One of my favorite parts about being a resident is the chance to interact with medical students. Teaching is such a fantastic way to learn, and it can be a lot of fun, but even the best teachers can be less helpful than they think they are. Sometimes I just get too enthusiastic about the topic at hand. I’ve found myself dominating conversations, even as I’m thinking in my head, “Stop talking!”
One method that helps me teach in a more evidence-based way is incorporating elaborative interrogation and self-explanation into conversations. Both strategies prompt learners to understand the reasoning behind concepts, and in doing so help to make the concepts more memorable.
Elaborative interrogation is primarily focused on “why” questions.
“Why is this true?”
“Why does this make sense?”
Self-explanation prompts are more variable.
“How does this work?”
“How does this relate to what I already know?”
“What thought process leads me to the correct answer?”
“Why is this answer correct and the others wrong?”
While it may seem forced, incorporating these questions into teaching can enhance your students’ learning. Studies have demonstrated that learners may not engage in sufficient elaboration on their own, even when instructed to learn “for understanding.” (1, 2) Getting into the habit of using these questions has helped us make interactive teaching our default.
Here’s the interesting part: Even though these two strategies sound quite similar, elaborative interrogation tends to be more helpful for students with more prior knowledge (eg, M4s), (3) while self-explanation may disproportionately benefits students with less prior knowledge (eg, preclinical students). (4, 5) It’s thought that early learners lack well-defined illness scripts and may benefit from how self-explanation forces them to clarify their thinking. After sufficient knowledge has been acquired, learners may benefit more from the global “why’s” used in elaborative interrogation, since they can use their knowledge base to accurately understand why a new fact might be true. Both strategies can certainly be used one-to-one no matter the learner’s prior knowledge, as the teacher can guide the learner in answering the questions accurately. However, recognize that longer-term memory benefits for each strategy may depend on how much the learner already knows.
What are your go-to teaching moves? What do your favorite teachers do right?

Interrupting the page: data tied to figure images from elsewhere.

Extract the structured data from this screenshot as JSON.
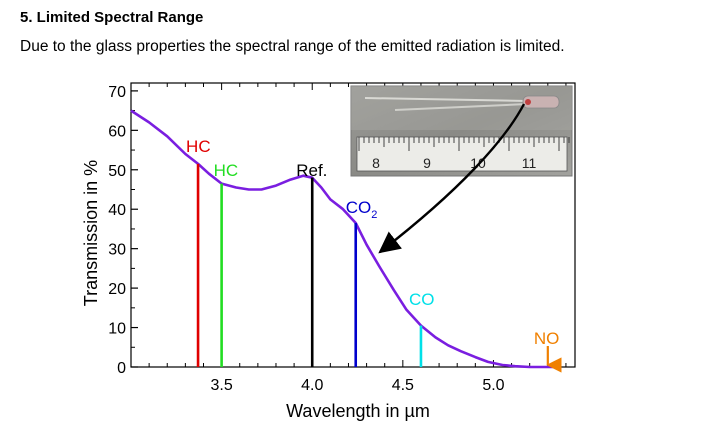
{
  "section": {
    "title": "5. Limited Spectral Range",
    "description": "Due to the glass properties the spectral range of the emitted radiation is limited."
  },
  "chart_data": {
    "type": "line",
    "title": "",
    "xlabel": "Wavelength in µm",
    "ylabel": "Transmission in %",
    "xlim": [
      3.0,
      5.45
    ],
    "ylim": [
      0,
      72
    ],
    "xticks": [
      3.5,
      4.0,
      4.5,
      5.0
    ],
    "yticks": [
      0,
      10,
      20,
      30,
      40,
      50,
      60,
      70
    ],
    "series": [
      {
        "color": "#7a1ee0",
        "x": [
          3.0,
          3.1,
          3.2,
          3.3,
          3.37,
          3.43,
          3.5,
          3.58,
          3.65,
          3.72,
          3.8,
          3.88,
          3.95,
          4.0,
          4.05,
          4.1,
          4.17,
          4.24,
          4.3,
          4.37,
          4.45,
          4.52,
          4.6,
          4.68,
          4.75,
          4.82,
          4.9,
          4.97,
          5.05,
          5.12,
          5.2,
          5.28,
          5.33
        ],
        "y": [
          65,
          62,
          58.5,
          54,
          51.5,
          49,
          46.5,
          45.5,
          45,
          45,
          46,
          47.5,
          48.5,
          48,
          45.5,
          42.5,
          40,
          36.5,
          31,
          25.5,
          19.5,
          14.5,
          10.5,
          7.5,
          5.5,
          4,
          2.5,
          1.3,
          0.5,
          0.2,
          0,
          0,
          0
        ]
      }
    ],
    "markers": [
      {
        "label": "HC",
        "x": 3.37,
        "y": 51.5,
        "color": "#e00000"
      },
      {
        "label": "HC",
        "x": 3.5,
        "y": 46.5,
        "color": "#22dd22"
      },
      {
        "label": "Ref.",
        "x": 4.0,
        "y": 48,
        "color": "#000000"
      },
      {
        "label": "CO2",
        "x": 4.24,
        "y": 36.5,
        "color": "#0000cc"
      },
      {
        "label": "CO",
        "x": 4.6,
        "y": 10.5,
        "color": "#00e0e8"
      },
      {
        "label": "NO",
        "x": 5.3,
        "y": 0,
        "color": "#f08000"
      }
    ],
    "grid": false,
    "inset_photo": {
      "ruler_labels": [
        "8",
        "9",
        "10",
        "11"
      ]
    }
  }
}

1. Woloshyn, V. E. & Stockley, D. B. Helping students acquire belief-inconsistent and belief-consistent science facts: Comparisons between individual and dyad study using elaborative interrogation, self-selected study and repetitious-reading. Appl. Cogn. Psychol. 9, 75–89 (1995).

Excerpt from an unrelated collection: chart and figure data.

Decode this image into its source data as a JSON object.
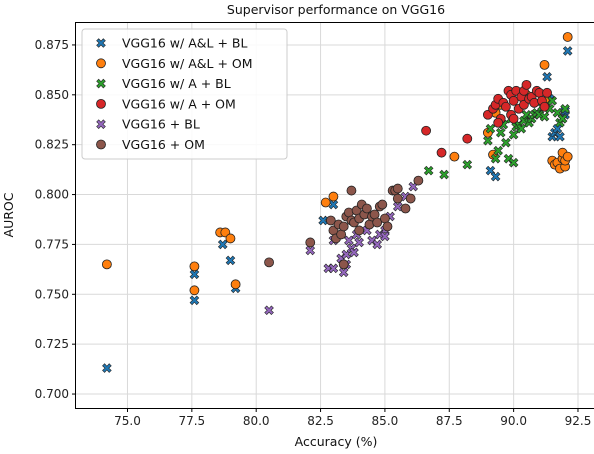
{
  "chart_data": {
    "type": "scatter",
    "title": "Supervisor performance on VGG16",
    "xlabel": "Accuracy (%)",
    "ylabel": "AUROC",
    "xlim": [
      73.0,
      93.2
    ],
    "ylim": [
      0.693,
      0.886
    ],
    "xticks": [
      "75.0",
      "77.5",
      "80.0",
      "82.5",
      "85.0",
      "87.5",
      "90.0",
      "92.5"
    ],
    "yticks": [
      "0.700",
      "0.725",
      "0.750",
      "0.775",
      "0.800",
      "0.825",
      "0.850",
      "0.875"
    ],
    "grid": true,
    "legend_position": "top-left",
    "series": [
      {
        "name": "VGG16 w/ A&L + BL",
        "marker": "x",
        "color": "#1f77b4",
        "points": [
          [
            74.2,
            0.713
          ],
          [
            77.6,
            0.747
          ],
          [
            77.6,
            0.76
          ],
          [
            78.7,
            0.775
          ],
          [
            79.0,
            0.767
          ],
          [
            79.2,
            0.753
          ],
          [
            82.6,
            0.787
          ],
          [
            83.0,
            0.795
          ],
          [
            89.1,
            0.812
          ],
          [
            89.3,
            0.809
          ],
          [
            91.3,
            0.859
          ],
          [
            91.5,
            0.829
          ],
          [
            91.6,
            0.831
          ],
          [
            91.7,
            0.833
          ],
          [
            91.8,
            0.829
          ],
          [
            91.9,
            0.838
          ],
          [
            92.0,
            0.84
          ],
          [
            92.0,
            0.842
          ],
          [
            92.1,
            0.872
          ],
          [
            91.4,
            0.848
          ]
        ]
      },
      {
        "name": "VGG16 w/ A&L + OM",
        "marker": "o",
        "color": "#ff7f0e",
        "points": [
          [
            74.2,
            0.765
          ],
          [
            77.6,
            0.764
          ],
          [
            77.6,
            0.752
          ],
          [
            78.6,
            0.781
          ],
          [
            78.8,
            0.781
          ],
          [
            79.0,
            0.778
          ],
          [
            79.2,
            0.755
          ],
          [
            82.7,
            0.796
          ],
          [
            83.0,
            0.799
          ],
          [
            87.7,
            0.819
          ],
          [
            89.0,
            0.831
          ],
          [
            89.2,
            0.82
          ],
          [
            89.3,
            0.841
          ],
          [
            89.5,
            0.845
          ],
          [
            90.5,
            0.85
          ],
          [
            90.8,
            0.846
          ],
          [
            91.2,
            0.865
          ],
          [
            91.3,
            0.847
          ],
          [
            91.5,
            0.817
          ],
          [
            91.6,
            0.815
          ],
          [
            91.7,
            0.816
          ],
          [
            91.8,
            0.813
          ],
          [
            91.9,
            0.818
          ],
          [
            91.9,
            0.821
          ],
          [
            92.0,
            0.814
          ],
          [
            92.0,
            0.817
          ],
          [
            92.1,
            0.819
          ],
          [
            92.1,
            0.879
          ]
        ]
      },
      {
        "name": "VGG16 w/ A + BL",
        "marker": "x",
        "color": "#2ca02c",
        "points": [
          [
            86.7,
            0.812
          ],
          [
            87.3,
            0.81
          ],
          [
            88.2,
            0.815
          ],
          [
            89.0,
            0.827
          ],
          [
            89.1,
            0.833
          ],
          [
            89.3,
            0.818
          ],
          [
            89.4,
            0.822
          ],
          [
            89.5,
            0.831
          ],
          [
            89.6,
            0.835
          ],
          [
            89.7,
            0.826
          ],
          [
            89.8,
            0.818
          ],
          [
            89.9,
            0.838
          ],
          [
            90.0,
            0.816
          ],
          [
            90.0,
            0.83
          ],
          [
            90.1,
            0.834
          ],
          [
            90.2,
            0.835
          ],
          [
            90.3,
            0.833
          ],
          [
            90.4,
            0.837
          ],
          [
            90.5,
            0.84
          ],
          [
            90.6,
            0.836
          ],
          [
            90.7,
            0.838
          ],
          [
            90.8,
            0.84
          ],
          [
            90.9,
            0.841
          ],
          [
            91.0,
            0.84
          ],
          [
            91.1,
            0.844
          ],
          [
            91.2,
            0.839
          ],
          [
            91.3,
            0.845
          ],
          [
            91.4,
            0.843
          ],
          [
            91.5,
            0.847
          ],
          [
            91.7,
            0.841
          ],
          [
            91.8,
            0.836
          ],
          [
            91.9,
            0.838
          ],
          [
            92.0,
            0.843
          ]
        ]
      },
      {
        "name": "VGG16 w/ A + OM",
        "marker": "o",
        "color": "#d62728",
        "points": [
          [
            86.6,
            0.832
          ],
          [
            87.2,
            0.821
          ],
          [
            88.2,
            0.828
          ],
          [
            89.0,
            0.84
          ],
          [
            89.2,
            0.843
          ],
          [
            89.3,
            0.845
          ],
          [
            89.4,
            0.848
          ],
          [
            89.5,
            0.838
          ],
          [
            89.6,
            0.846
          ],
          [
            89.7,
            0.844
          ],
          [
            89.8,
            0.852
          ],
          [
            89.9,
            0.85
          ],
          [
            89.9,
            0.84
          ],
          [
            90.0,
            0.847
          ],
          [
            90.1,
            0.852
          ],
          [
            90.2,
            0.843
          ],
          [
            90.3,
            0.849
          ],
          [
            90.4,
            0.852
          ],
          [
            90.4,
            0.845
          ],
          [
            90.5,
            0.855
          ],
          [
            90.6,
            0.848
          ],
          [
            90.7,
            0.849
          ],
          [
            90.8,
            0.846
          ],
          [
            90.9,
            0.852
          ],
          [
            91.0,
            0.851
          ],
          [
            91.1,
            0.847
          ],
          [
            91.2,
            0.844
          ],
          [
            91.3,
            0.851
          ],
          [
            89.4,
            0.836
          ],
          [
            90.0,
            0.838
          ]
        ]
      },
      {
        "name": "VGG16 + BL",
        "marker": "x",
        "color": "#9467bd",
        "points": [
          [
            80.5,
            0.742
          ],
          [
            82.1,
            0.772
          ],
          [
            82.8,
            0.763
          ],
          [
            83.0,
            0.763
          ],
          [
            83.0,
            0.777
          ],
          [
            83.1,
            0.779
          ],
          [
            83.3,
            0.768
          ],
          [
            83.4,
            0.761
          ],
          [
            83.5,
            0.765
          ],
          [
            83.5,
            0.77
          ],
          [
            83.6,
            0.777
          ],
          [
            83.7,
            0.773
          ],
          [
            83.8,
            0.771
          ],
          [
            83.9,
            0.78
          ],
          [
            84.0,
            0.776
          ],
          [
            84.3,
            0.782
          ],
          [
            84.5,
            0.777
          ],
          [
            84.7,
            0.775
          ],
          [
            84.8,
            0.78
          ],
          [
            85.0,
            0.782
          ],
          [
            85.0,
            0.779
          ],
          [
            85.2,
            0.789
          ],
          [
            85.5,
            0.794
          ],
          [
            85.8,
            0.799
          ],
          [
            86.1,
            0.804
          ]
        ]
      },
      {
        "name": "VGG16 + OM",
        "marker": "o",
        "color": "#8c564b",
        "points": [
          [
            80.5,
            0.766
          ],
          [
            82.1,
            0.776
          ],
          [
            82.9,
            0.787
          ],
          [
            83.0,
            0.782
          ],
          [
            83.1,
            0.778
          ],
          [
            83.2,
            0.785
          ],
          [
            83.3,
            0.78
          ],
          [
            83.4,
            0.784
          ],
          [
            83.5,
            0.789
          ],
          [
            83.6,
            0.791
          ],
          [
            83.7,
            0.802
          ],
          [
            83.7,
            0.787
          ],
          [
            83.8,
            0.786
          ],
          [
            83.9,
            0.792
          ],
          [
            84.0,
            0.788
          ],
          [
            84.0,
            0.782
          ],
          [
            84.1,
            0.795
          ],
          [
            84.2,
            0.79
          ],
          [
            84.3,
            0.793
          ],
          [
            84.4,
            0.785
          ],
          [
            84.5,
            0.789
          ],
          [
            84.6,
            0.79
          ],
          [
            84.7,
            0.786
          ],
          [
            84.8,
            0.794
          ],
          [
            85.0,
            0.788
          ],
          [
            85.1,
            0.784
          ],
          [
            85.3,
            0.802
          ],
          [
            85.4,
            0.802
          ],
          [
            85.5,
            0.798
          ],
          [
            85.5,
            0.803
          ],
          [
            85.8,
            0.793
          ],
          [
            86.0,
            0.798
          ],
          [
            86.3,
            0.807
          ],
          [
            83.4,
            0.765
          ],
          [
            84.9,
            0.795
          ]
        ]
      }
    ]
  }
}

2. Endres, T., Carpenter, S., Martin, A. & Renkl, A. Enhancing learning by retrieval: Enriching free recall with elaborative prompting. Learn. Instr. 49, 13–20 (2017).

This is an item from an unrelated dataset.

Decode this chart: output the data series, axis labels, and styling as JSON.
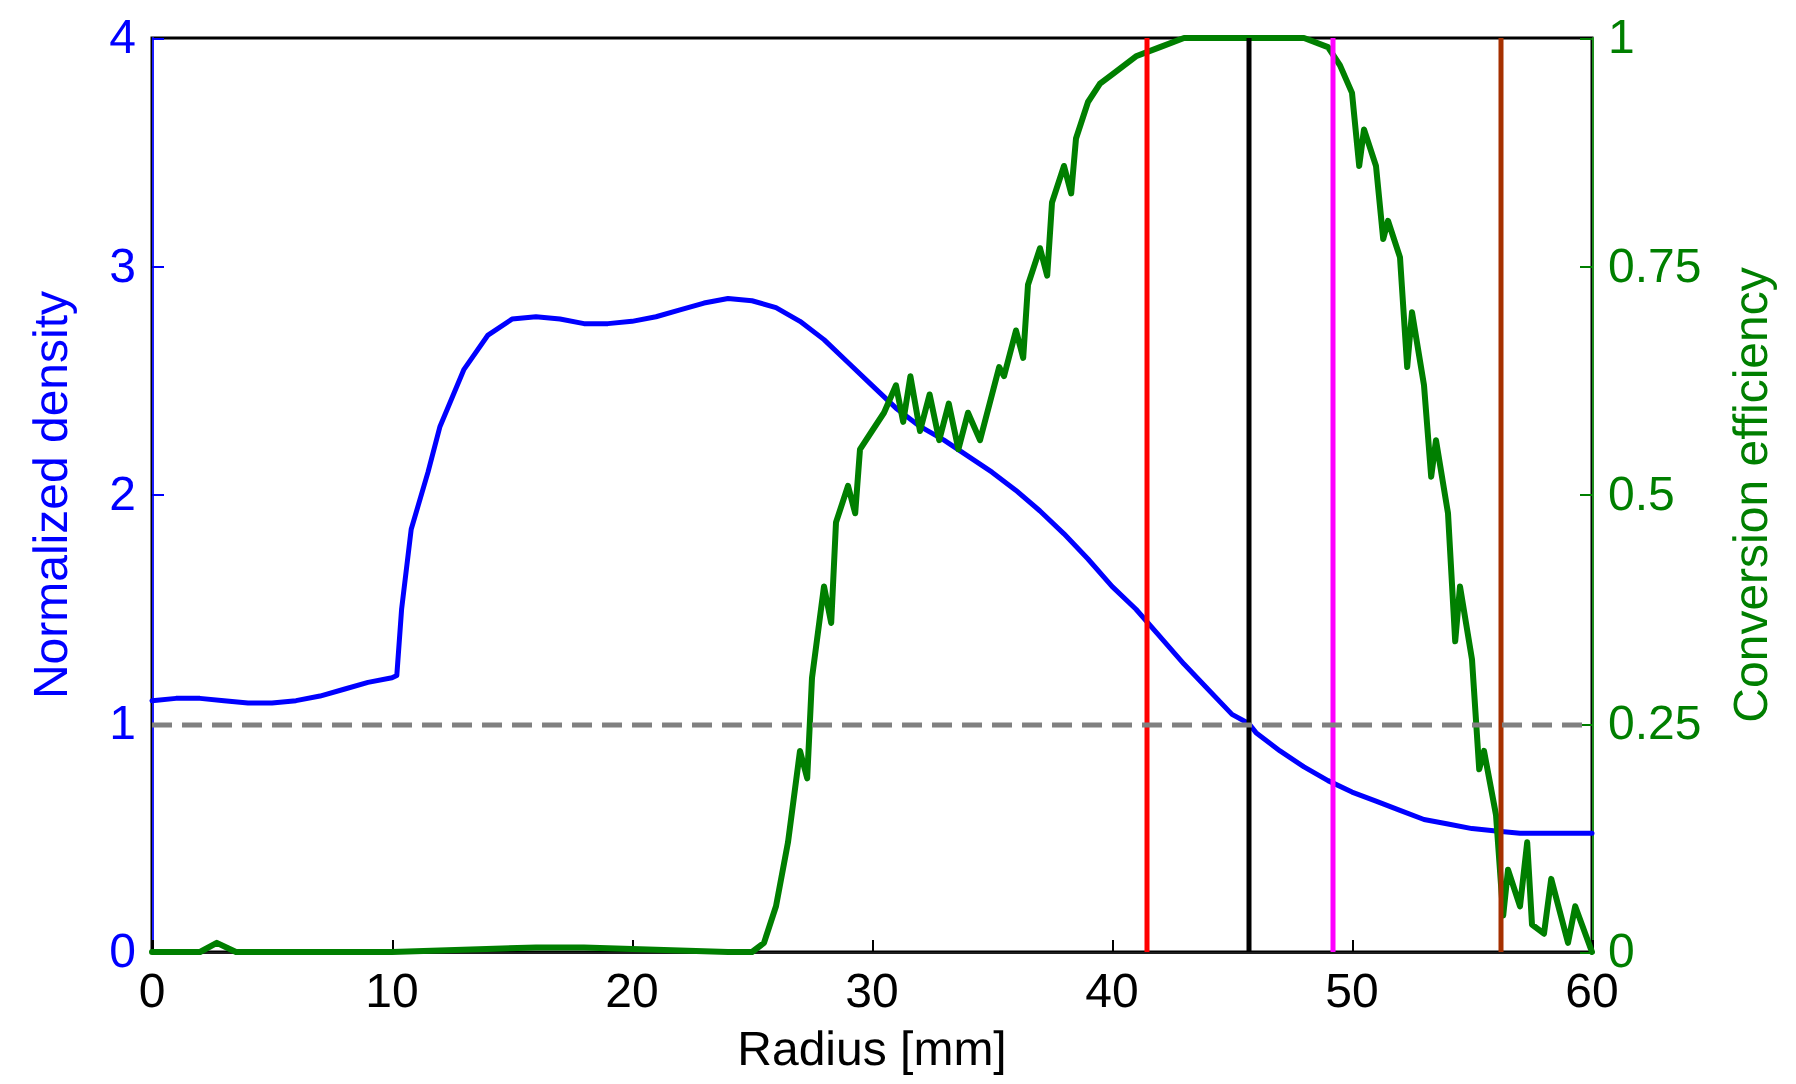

3. Woloshyn, V. E., Wood, E. & Willoughby, T. Considering prior knowledge when using elaborative interrogation. Appl. Cogn. Psychol. 8, 25–36 (1994).
4. Chamberland, M. et al. Students’ self-explanations while solving unfamiliar cases: the role of biomedical knowledge. Med. Educ. 47, 1109–1116 (2013).
5. Heitzmann, N., Fischer, F., Kühne-Eversmann, L. & Fischer, M. R. Enhancing diagnostic competence with self-explanation prompts and adaptable feedback. Med. Educ. 49, 993–1003 (2015).